Why does ctl_cyrusdb -r take so long with Berkeley DB?ΒΆ

Berkeley DB maintains a log of all the transactions since the last checkpoint of the database. In order to ensure the database is in a consistent state, you must recover the log after any outage (thus the recommendation to run these processes when Cyrus starts). They can take a long time for a few reasons.

The most common one is that you need to checkpoint the cyrusdb more often. This can be done with a simple ctl_cyrusdb -c. If you do this very often, the amount of log that needs to be recovered will be significantly shorter. We recommend doing this at least once every half hour, and more often on busy sites.

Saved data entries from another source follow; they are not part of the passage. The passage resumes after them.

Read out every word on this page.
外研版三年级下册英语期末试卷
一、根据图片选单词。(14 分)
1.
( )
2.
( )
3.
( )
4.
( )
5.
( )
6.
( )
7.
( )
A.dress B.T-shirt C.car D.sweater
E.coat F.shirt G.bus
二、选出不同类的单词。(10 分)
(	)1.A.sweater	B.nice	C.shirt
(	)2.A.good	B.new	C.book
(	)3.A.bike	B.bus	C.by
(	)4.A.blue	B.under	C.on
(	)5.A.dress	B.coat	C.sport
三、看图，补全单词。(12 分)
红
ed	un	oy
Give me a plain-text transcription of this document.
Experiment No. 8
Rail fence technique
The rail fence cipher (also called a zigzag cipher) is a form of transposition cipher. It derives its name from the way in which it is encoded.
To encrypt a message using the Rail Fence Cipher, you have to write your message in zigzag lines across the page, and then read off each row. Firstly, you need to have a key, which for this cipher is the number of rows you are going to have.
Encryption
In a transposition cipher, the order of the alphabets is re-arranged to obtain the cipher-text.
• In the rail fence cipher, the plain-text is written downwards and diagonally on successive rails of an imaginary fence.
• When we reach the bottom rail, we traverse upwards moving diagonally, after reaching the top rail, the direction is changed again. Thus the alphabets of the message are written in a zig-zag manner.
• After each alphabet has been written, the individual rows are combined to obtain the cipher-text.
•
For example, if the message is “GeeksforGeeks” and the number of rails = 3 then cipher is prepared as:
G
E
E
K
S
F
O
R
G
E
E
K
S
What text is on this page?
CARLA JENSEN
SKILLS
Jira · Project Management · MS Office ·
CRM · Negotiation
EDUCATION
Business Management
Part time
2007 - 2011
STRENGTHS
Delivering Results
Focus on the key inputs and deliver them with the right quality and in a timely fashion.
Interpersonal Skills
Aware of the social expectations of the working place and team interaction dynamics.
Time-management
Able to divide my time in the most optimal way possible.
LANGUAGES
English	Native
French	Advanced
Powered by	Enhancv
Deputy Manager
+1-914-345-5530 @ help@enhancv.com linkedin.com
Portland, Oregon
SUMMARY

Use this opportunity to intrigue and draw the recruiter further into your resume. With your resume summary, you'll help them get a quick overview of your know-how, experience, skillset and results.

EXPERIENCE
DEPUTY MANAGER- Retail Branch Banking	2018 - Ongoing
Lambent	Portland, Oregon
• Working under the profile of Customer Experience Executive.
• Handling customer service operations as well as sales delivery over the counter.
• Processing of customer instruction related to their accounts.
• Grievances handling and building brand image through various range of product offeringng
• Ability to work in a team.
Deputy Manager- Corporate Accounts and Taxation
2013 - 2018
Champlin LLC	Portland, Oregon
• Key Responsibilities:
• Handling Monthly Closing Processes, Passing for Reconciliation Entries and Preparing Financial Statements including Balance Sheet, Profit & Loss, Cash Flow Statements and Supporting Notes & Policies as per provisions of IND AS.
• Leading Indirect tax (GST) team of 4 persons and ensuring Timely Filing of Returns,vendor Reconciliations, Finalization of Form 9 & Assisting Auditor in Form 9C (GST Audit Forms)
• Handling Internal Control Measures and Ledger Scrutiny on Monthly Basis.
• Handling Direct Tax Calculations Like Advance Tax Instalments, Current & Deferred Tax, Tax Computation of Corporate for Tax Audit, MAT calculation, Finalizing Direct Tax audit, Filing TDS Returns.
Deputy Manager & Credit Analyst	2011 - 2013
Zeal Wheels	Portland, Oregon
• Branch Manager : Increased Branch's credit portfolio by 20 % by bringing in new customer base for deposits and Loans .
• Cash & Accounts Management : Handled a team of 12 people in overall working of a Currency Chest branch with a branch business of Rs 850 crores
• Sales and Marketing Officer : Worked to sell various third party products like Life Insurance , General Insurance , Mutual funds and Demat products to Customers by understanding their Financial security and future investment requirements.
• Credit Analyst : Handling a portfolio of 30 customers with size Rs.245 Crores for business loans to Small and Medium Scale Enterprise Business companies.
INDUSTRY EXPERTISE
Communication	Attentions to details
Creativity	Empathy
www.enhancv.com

The other reason is that your deliver.db may be very large. This is solvable by increasing the pruning interval (the -E parameter to ctl_deliver, which you should run on a regular basis), or (in a pinch) by just removing the database (since the effects of losing it do not prevent operation, they just cause vacation messages to be resent, and duplicate delivery suppression to possibly deliver duplicates).

  • “by increasing the pruning interval”: My understanding is that the
    number after “-E” is the number of days after which entries are discarded. Is there a way to reduce it to a number of hours? Since most of our mail is internal mail should rarely be delayed by more then an hour or two.
  • In case it’s useful to anyone we discovered that moving /var/lib/imap
    from an ext2 to an ext3 journaled filesystem made a vast difference for the worse. While recovering the database Berkeley DB does a vast quantity of small writes and that combined with the updates to the journal absolutely kills disk performance (with journalling it was taking about 40 minutes to start Cyrus on a mail server with about 500 users and 200G of mail). On the flip side moving /var/lib/imap to a hardware RAID system with a decent amount of onboard cache reduced this time to under 30 seconds. I think Berkeley DB could probably be optimized to deal with this better, but in the mean time avoid journaling filesystems, or at least be prepared to experiment to find something that works for you.